Strengthening Local Capacity and Community Engagement
- Our grants to trusted community organizations help them reach children and families. These awards are largely for private child care or educational centers that provide extracurricular activities to children. Most of these facilities suffered extensive damage and lack equipment and supplies. We are processing $300,000 in grants in response to 30 applications and we are soliciting additional applications.
- Save the Children, in collaboration with FEMA and the Puerto RicanDepartment of Family, formed a Children’s Task Force to address children’s needs. The group brings together stakeholders concerned about children to share information. To ensure that coordination is locally owned and driven by those who know the island best, we are working with local organizations to take over our leadership role.
Protecting Children and Return to Learning
- Our child-friendly space in a shelter in Canovanas gives children whose families have not been able to return home access to structured activities that help relieve the stress of living in the shelter. Adult facilitators that we trained offer psychosocial support.
- We’ve trained 20 local social workers to offer psychosocial first aid to children. They have used this training to work with hundreds of local volunteers to provide distressed children with reassurance, support and comfort.
- At our 21 Community-based Children’s Activity Centers, children of all ages take part in learning and development activities.
- Educational kits – book bags filled with notebooks, pens, paper and folders – are being provided to children in Humacao and Yabucoa.
Looking Ahead: The Next Three Months
We will continue to work with children and families as they recover from the impact of this monster storm. While we seek contributions for our two-year response plan to reach 600,000 children and adults, we are rolling out programs where damage was extreme and where children and families have the fewest resources. Our community-focused strategy will help get children back to learning and overcome the stress of their experiences.
Over the next three months we will be:
- Targeting 10 of the hardest-hit communities with transformation events to kick-start a process of child resilience and recovery. The events will include clean-ups, mural painting and refurbishing and resupplying schools, daycare services, afterschool activities and playgrounds.
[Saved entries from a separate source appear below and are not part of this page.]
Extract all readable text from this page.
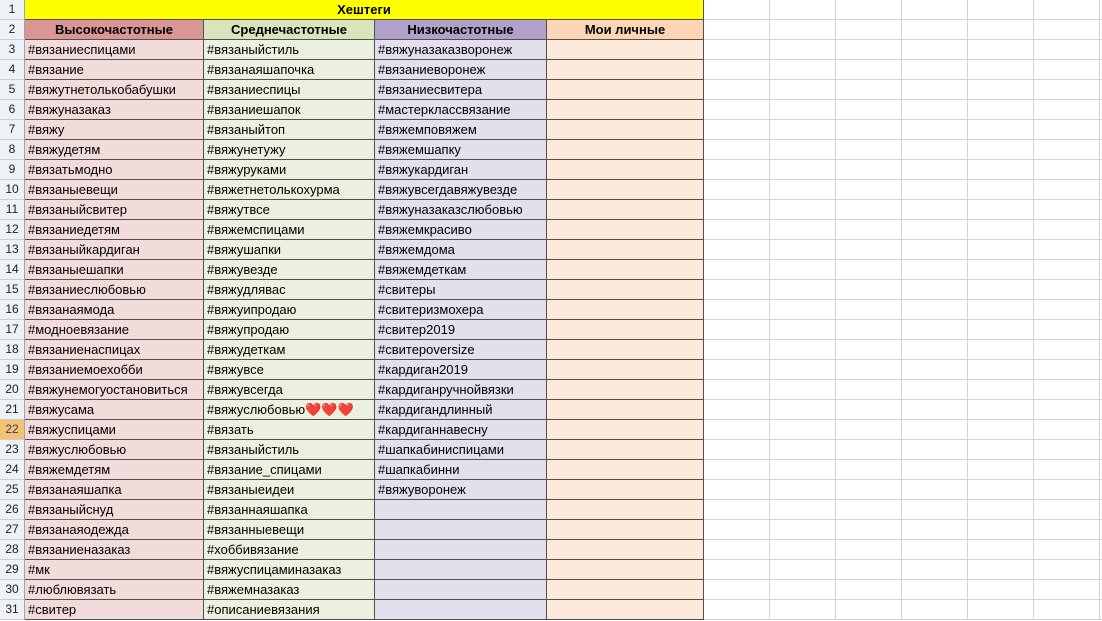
1	Хештеги
2	Высокочастотные	Среднечастотные	Низкочастотные	Мои личные
3 #вязаниеспицами	#вязаныйстиль	#вяжуназаказворонеж
4 #вязание	#вязанаяшапочка	#вязаниеворонеж
5 #вяжутнетолькобабушки	#вязаниеспицы	#вязаниесвитера
6 #вяжуназаказ	#вязаниешапок	#мастерклассвязание
7 #вяжу	#вязаныйтоп	#вяжемповяжем
8 #вяжудетям	#вяжунетужу	#вяжемшапку
9 #вязатьмодно	#вяжуруками	#вяжукардиган
10 #вязаныевещи	#вяжетнетолькохурма	#вяжувсегдавяжувезде
11 #вязаныйсвитер	#вяжутвсе	#вяжуназаказслюбовью
12 #вязаниедетям	#вяжемспицами	#вяжемкрасиво
13 #вязаныйкардиган	#вяжушапки	#вяжемдома
14 #вязаныешапки	#вяжувезде	#вяжемдеткам
15 #вязаниеслюбовью	#вяжудлявас	#свитеры
16 #вязанаямода	#вяжуипродаю	#свитеризмохера
17 #модноевязание	#вяжупродаю	#свитер2019
18 #вязаниенаспицах	#вяжудеткам	#свитерoversize
19 #вязаниемоехобби	#вяжувсе	#кардиган2019
20 #вяжунемогуостановиться	#вяжувсегда	#кардиганручнойвязки
21 #вяжусама	#вяжуслюбовью❤️❤️❤️	#кардигандлинный
22 #вяжуспицами	#вязать	#кардиганнавесну
23 #вяжуслюбовью	#вязаныйстиль	#шапкабиниспицами
24 #вяжемдетям	#вязание_спицами	#шапкабинни
25 #вязанаяшапка	#вязаныеидеи	#вяжуворонеж
26 #вязаныйснуд	#вязаннаяшапка
27 #вязанаяодежда	#вязанныевещи
28 #вязаниеназаказ	#хоббивязание
29 #мк	#вяжуспицаминазаказ
30 #люблювязать	#вяжемназаказ
31 #свитер	#описаниевязания
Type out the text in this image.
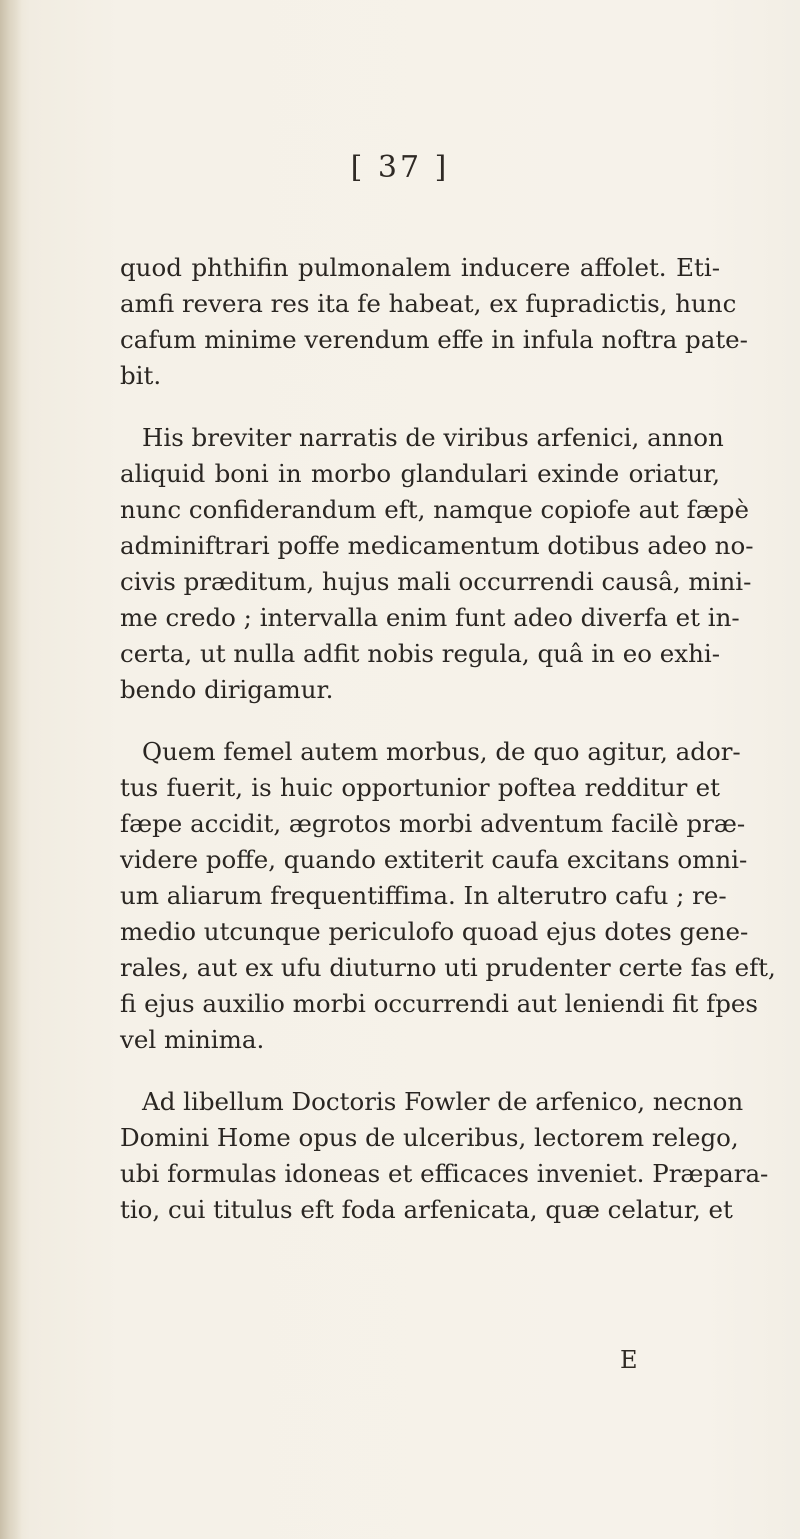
[ 37 ]
quod phthifin pulmonalem inducere affolet. Eti-
amfi revera res ita fe habeat, ex fupradictis, hunc
cafum minime verendum effe in infula noftra pate-
bit.
His breviter narratis de viribus arfenici, annon
aliquid boni in morbo glandulari exinde oriatur,
nunc confiderandum eft, namque copiofe aut fæpè
adminiftrari poffe medicamentum dotibus adeo no-
civis præditum, hujus mali occurrendi causâ, mini-
me credo ; intervalla enim funt adeo diverfa et in-
certa, ut nulla adfit nobis regula, quâ in eo exhi-
bendo dirigamur.
Quem femel autem morbus, de quo agitur, ador-
tus fuerit, is huic opportunior poftea redditur et
fæpe accidit, ægrotos morbi adventum facilè præ-
videre poffe, quando extiterit caufa excitans omni-
um aliarum frequentiffima. In alterutro cafu ; re-
medio utcunque periculofo quoad ejus dotes gene-
rales, aut ex ufu diuturno uti prudenter certe fas eft,
fi ejus auxilio morbi occurrendi aut leniendi fit fpes
vel minima.
Ad libellum Doctoris Fowler de arfenico, necnon
Domini Home opus de ulceribus, lectorem relego,
ubi formulas idoneas et efficaces inveniet. Præpara-
tio, cui titulus eft foda arfenicata, quæ celatur, et
E
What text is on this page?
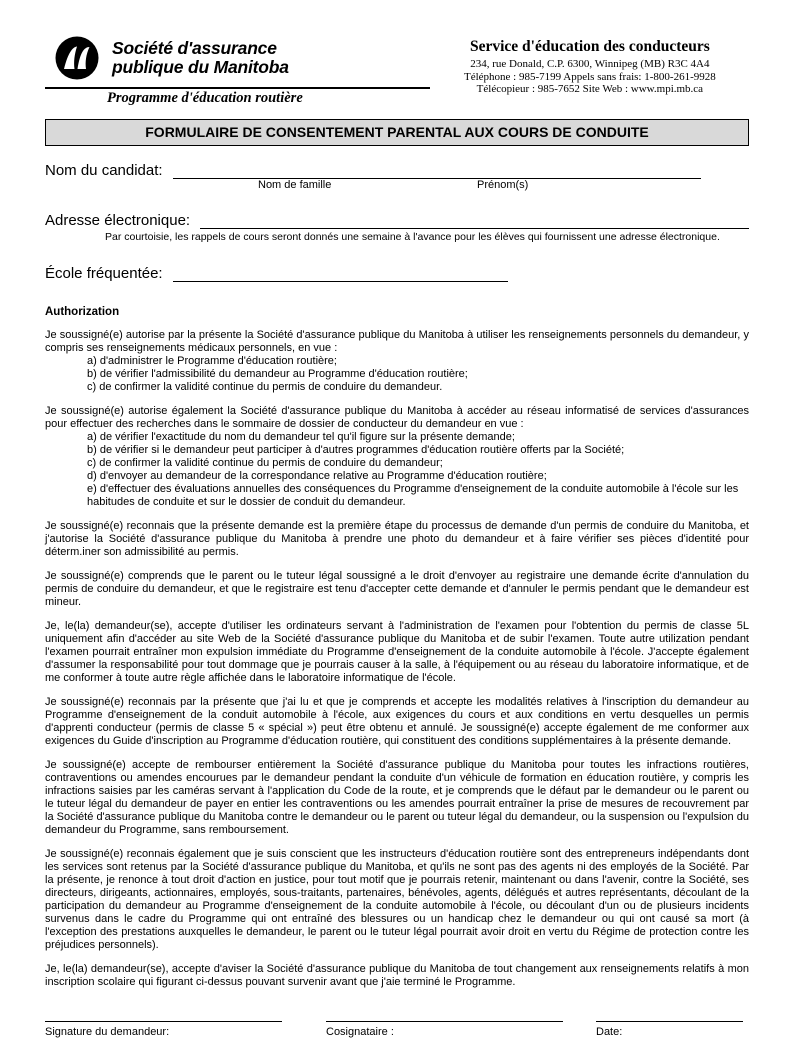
Société d'assurance
publique du Manitoba
Programme d'éducation routière
Service d'éducation des conducteurs
234, rue Donald, C.P. 6300, Winnipeg (MB) R3C 4A4
Téléphone : 985-7199 Appels sans frais: 1-800-261-9928
Télécopieur : 985-7652 Site Web : www.mpi.mb.ca
FORMULAIRE DE CONSENTEMENT PARENTAL AUX COURS DE CONDUITE
Nom du candidat:
Nom de famille	Prénom(s)
Adresse électronique:
Par courtoisie, les rappels de cours seront donnés une semaine à l'avance pour les élèves qui fournissent une adresse électronique.
École fréquentée:
Authorization

Je soussigné(e) autorise par la présente la Société d'assurance publique du Manitoba à utiliser les renseignements personnels du demandeur, y compris ses renseignements médicaux personnels, en vue :

a) d'administrer le Programme d'éducation routière;
b) de vérifier l'admissibilité du demandeur au Programme d'éducation routière;
c) de confirmer la validité continue du permis de conduire du demandeur.

Je soussigné(e) autorise également la Société d'assurance publique du Manitoba à accéder au réseau informatisé de services d'assurances pour effectuer des recherches dans le sommaire de dossier de conducteur du demandeur en vue :

a) de vérifier l'exactitude du nom du demandeur tel qu'il figure sur la présente demande;
b) de vérifier si le demandeur peut participer à d'autres programmes d'éducation routière offerts par la Société;
c) de confirmer la validité continue du permis de conduire du demandeur;
d) d'envoyer au demandeur de la correspondance relative au Programme d'éducation routière;
e) d'effectuer des évaluations annuelles des conséquences du Programme d'enseignement de la conduite automobile à l'école sur les habitudes de conduite et sur le dossier de conduit du demandeur.

Je soussigné(e) reconnais que la présente demande est la première étape du processus de demande d'un permis de conduire du Manitoba, et j'autorise la Société d'assurance publique du Manitoba à prendre une photo du demandeur et à faire vérifier ses pièces d'identité pour déterm.iner son admissibilité au permis.

Je soussigné(e) comprends que le parent ou le tuteur légal soussigné a le droit d'envoyer au registraire une demande écrite d'annulation du permis de conduire du demandeur, et que le registraire est tenu d'accepter cette demande et d'annuler le permis pendant que le demandeur est mineur.

Je, le(la) demandeur(se), accepte d'utiliser les ordinateurs servant à l'administration de l'examen pour l'obtention du permis de classe 5L uniquement afin d'accéder au site Web de la Société d'assurance publique du Manitoba et de subir l'examen. Toute autre utilization pendant l'examen pourrait entraîner mon expulsion immédiate du Programme d'enseignement de la conduite automobile à l'école. J'accepte également d'assumer la responsabilité pour tout dommage que je pourrais causer à la salle, à l'équipement ou au réseau du laboratoire informatique, et de me conformer à toute autre règle affichée dans le laboratoire informatique de l'école.

Je soussigné(e) reconnais par la présente que j'ai lu et que je comprends et accepte les modalités relatives à l'inscription du demandeur au Programme d'enseignement de la conduit automobile à l'école, aux exigences du cours et aux conditions en vertu desquelles un permis d'apprenti conducteur (permis de classe 5 « spécial ») peut être obtenu et annulé. Je soussigné(e) accepte également de me conformer aux exigences du Guide d'inscription au Programme d'éducation routière, qui constituent des conditions supplémentaires à la présente demande.

Je soussigné(e) accepte de rembourser entièrement la Société d'assurance publique du Manitoba pour toutes les infractions routières, contraventions ou amendes encourues par le demandeur pendant la conduite d'un véhicule de formation en éducation routière, y compris les infractions saisies par les caméras servant à l'application du Code de la route, et je comprends que le défaut par le demandeur ou le parent ou le tuteur légal du demandeur de payer en entier les contraventions ou les amendes pourrait entraîner la prise de mesures de recouvrement par la Société d'assurance publique du Manitoba contre le demandeur ou le parent ou tuteur légal du demandeur, ou la suspension ou l'expulsion du demandeur du Programme, sans remboursement.

Je soussigné(e) reconnais également que je suis conscient que les instructeurs d'éducation routière sont des entrepreneurs indépendants dont les services sont retenus par la Société d'assurance publique du Manitoba, et qu'ils ne sont pas des agents ni des employés de la Société. Par la présente, je renonce à tout droit d'action en justice, pour tout motif que je pourrais retenir, maintenant ou dans l'avenir, contre la Société, ses directeurs, dirigeants, actionnaires, employés, sous-traitants, partenaires, bénévoles, agents, délégués et autres représentants, découlant de la participation du demandeur au Programme d'enseignement de la conduite automobile à l'école, ou découlant d'un ou de plusieurs incidents survenus dans le cadre du Programme qui ont entraîné des blessures ou un handicap chez le demandeur ou qui ont causé sa mort (à l'exception des prestations auxquelles le demandeur, le parent ou le tuteur légal pourrait avoir droit en vertu du Régime de protection contre les préjudices personnels).

Je, le(la) demandeur(se), accepte d'aviser la Société d'assurance publique du Manitoba de tout changement aux renseignements relatifs à mon inscription scolaire qui figurant ci-dessus pouvant survenir avant que j'aie terminé le Programme.

Signature du demandeur:	Cosignataire :	Date:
This is the first phase of our working with the communities to jointly develop plans for building back better and to ensure children’s needs remain a key focus.
- Working in 40 locations to develop Community-based Children’s Activities adapted to the specific needs of each community.
- Supporting key partners for larger, longer-term grants as we work with them to design programming for early education, basic education and afterschool activities.